Hello JRO, I'm somewhat new to this board. I think a great deal of this question also depends on how many photos you take per session and per year. I'll get maybe 30 to 70 shots per session, and am lucky to get 6 dive trips in a year, so I don't feel the need for a dedicated light table/loupe program like Aperature, I just plod through my photos in photoshop siphoning the "keepers" into new folders as .psd files so I'm doing all the sorting myself. I can use bridge to view the keeper folders if I need to, and I also make separate iPhoto albums (yes, iPhoto :shocked2

for use with automated web gallery programs.
I think the photography vs graphics issue applies purely to "On Land" photography. IMHO the color challenges involved with underwater photography make photoshop an eventuality that cannot be avoided.

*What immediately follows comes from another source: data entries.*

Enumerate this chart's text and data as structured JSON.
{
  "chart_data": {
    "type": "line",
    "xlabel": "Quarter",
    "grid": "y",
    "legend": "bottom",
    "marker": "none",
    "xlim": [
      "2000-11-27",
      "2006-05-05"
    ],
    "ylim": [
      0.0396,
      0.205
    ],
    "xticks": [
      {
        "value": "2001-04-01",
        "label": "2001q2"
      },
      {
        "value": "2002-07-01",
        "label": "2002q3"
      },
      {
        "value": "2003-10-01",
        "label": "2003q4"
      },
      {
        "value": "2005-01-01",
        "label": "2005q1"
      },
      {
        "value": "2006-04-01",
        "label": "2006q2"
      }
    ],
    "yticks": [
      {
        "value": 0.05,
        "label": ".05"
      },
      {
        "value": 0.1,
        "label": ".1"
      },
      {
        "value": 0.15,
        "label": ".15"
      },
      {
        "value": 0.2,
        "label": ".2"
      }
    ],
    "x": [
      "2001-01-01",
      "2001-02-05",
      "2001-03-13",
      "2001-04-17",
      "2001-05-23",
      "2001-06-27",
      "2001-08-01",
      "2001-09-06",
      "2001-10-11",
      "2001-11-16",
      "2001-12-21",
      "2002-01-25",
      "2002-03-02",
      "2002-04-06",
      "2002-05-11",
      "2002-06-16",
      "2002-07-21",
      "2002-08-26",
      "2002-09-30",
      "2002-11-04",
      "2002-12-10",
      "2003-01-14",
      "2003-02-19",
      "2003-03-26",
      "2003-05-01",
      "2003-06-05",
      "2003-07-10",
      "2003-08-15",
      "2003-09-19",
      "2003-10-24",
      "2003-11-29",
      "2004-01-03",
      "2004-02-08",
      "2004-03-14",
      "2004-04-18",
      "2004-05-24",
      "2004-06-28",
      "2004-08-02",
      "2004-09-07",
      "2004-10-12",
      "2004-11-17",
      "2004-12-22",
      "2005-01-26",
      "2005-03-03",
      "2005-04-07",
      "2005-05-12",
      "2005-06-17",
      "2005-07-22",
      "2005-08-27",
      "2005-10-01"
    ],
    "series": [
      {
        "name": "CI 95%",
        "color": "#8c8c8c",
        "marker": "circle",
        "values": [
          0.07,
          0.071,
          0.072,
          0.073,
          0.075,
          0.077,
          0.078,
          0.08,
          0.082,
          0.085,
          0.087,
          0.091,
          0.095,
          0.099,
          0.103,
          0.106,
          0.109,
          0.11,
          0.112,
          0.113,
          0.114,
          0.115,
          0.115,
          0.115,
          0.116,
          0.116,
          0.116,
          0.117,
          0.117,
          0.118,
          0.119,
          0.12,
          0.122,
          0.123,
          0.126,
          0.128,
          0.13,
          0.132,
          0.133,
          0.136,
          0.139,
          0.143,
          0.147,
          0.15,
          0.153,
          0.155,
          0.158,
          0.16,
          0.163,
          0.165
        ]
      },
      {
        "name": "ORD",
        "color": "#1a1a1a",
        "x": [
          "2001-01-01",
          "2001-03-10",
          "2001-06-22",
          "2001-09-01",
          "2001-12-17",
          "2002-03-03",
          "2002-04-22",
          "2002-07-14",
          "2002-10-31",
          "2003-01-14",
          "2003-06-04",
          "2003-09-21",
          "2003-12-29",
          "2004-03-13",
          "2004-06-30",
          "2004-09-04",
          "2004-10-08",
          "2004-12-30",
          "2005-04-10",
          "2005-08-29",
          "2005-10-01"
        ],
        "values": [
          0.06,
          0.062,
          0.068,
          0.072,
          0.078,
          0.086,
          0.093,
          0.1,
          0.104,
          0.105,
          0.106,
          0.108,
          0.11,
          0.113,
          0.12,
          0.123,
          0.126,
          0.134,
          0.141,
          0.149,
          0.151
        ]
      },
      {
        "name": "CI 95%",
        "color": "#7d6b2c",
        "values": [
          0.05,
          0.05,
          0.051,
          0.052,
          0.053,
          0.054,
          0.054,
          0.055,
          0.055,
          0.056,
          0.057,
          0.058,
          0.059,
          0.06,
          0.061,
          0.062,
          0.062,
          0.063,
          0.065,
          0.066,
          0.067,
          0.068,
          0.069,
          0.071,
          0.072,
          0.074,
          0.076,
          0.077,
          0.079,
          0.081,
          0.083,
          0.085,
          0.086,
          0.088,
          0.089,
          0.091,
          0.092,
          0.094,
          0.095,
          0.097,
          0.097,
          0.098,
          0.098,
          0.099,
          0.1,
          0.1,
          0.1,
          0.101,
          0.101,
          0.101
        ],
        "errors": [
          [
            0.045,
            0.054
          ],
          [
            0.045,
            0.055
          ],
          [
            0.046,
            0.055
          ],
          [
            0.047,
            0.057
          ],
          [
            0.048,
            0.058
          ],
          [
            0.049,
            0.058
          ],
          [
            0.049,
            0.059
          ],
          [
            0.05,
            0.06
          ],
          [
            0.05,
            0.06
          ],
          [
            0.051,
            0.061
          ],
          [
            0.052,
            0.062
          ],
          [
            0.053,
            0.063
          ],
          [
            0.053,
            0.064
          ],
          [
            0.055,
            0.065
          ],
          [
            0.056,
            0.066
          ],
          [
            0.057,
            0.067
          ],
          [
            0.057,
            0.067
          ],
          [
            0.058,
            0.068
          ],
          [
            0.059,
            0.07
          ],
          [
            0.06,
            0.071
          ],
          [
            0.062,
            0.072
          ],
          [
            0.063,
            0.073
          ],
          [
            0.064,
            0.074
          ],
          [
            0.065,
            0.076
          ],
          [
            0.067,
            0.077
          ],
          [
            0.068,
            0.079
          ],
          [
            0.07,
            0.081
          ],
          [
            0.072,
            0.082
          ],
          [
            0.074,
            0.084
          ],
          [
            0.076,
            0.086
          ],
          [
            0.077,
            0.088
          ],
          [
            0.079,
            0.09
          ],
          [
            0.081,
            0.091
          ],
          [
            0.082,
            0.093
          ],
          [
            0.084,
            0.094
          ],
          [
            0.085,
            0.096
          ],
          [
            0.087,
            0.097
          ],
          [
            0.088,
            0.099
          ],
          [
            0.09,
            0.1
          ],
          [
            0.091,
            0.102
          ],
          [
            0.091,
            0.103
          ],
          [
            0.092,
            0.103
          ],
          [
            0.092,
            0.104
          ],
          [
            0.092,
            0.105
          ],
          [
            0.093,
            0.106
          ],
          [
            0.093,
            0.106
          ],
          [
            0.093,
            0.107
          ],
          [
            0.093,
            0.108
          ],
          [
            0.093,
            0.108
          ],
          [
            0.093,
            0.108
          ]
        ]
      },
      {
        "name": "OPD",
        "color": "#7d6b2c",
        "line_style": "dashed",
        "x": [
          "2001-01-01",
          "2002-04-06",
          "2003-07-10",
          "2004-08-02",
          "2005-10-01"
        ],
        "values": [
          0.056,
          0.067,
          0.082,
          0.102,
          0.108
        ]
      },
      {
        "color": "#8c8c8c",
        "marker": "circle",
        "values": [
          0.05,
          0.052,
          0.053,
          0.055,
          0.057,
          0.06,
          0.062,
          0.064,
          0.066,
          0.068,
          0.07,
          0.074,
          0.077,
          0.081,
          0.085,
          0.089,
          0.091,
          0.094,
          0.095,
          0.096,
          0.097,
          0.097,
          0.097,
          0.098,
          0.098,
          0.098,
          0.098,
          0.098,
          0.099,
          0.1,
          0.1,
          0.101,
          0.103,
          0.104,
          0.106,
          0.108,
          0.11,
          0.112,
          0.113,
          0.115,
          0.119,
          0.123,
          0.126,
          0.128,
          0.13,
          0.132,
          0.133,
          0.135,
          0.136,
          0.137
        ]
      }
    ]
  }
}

If budget is a concern, or if you shoot zillions of photos, you might get Aperture first. If your number of photos is not unmanageable and you've got the dough-ray-me, you might want to go straight to photoshop first.
As for sharks vs water, with color editing, you always move from the largest problem first to the smallest problem last. As M_Bipartitus aluded to, in underwater photo levels will almost always be your largest problem and will almost always be your first move. If your levels are fairly straight you could then move on to the shark and you could use a selective color tool to futz with the shark.
The Selective Color color control in photoshop has Neutrals, which you could use for the shark in which case you would not even have to select the shark. Hue Satch selective color control has no neutrals so in that case you have to at least make a loose selection. Selective Color in this case would be your best choice over Hue Satch, but it is a CMYK tool so it might intimidate new users and is probably not available in Elements.
Hope that helps. I'm somewhat long-winded, I know.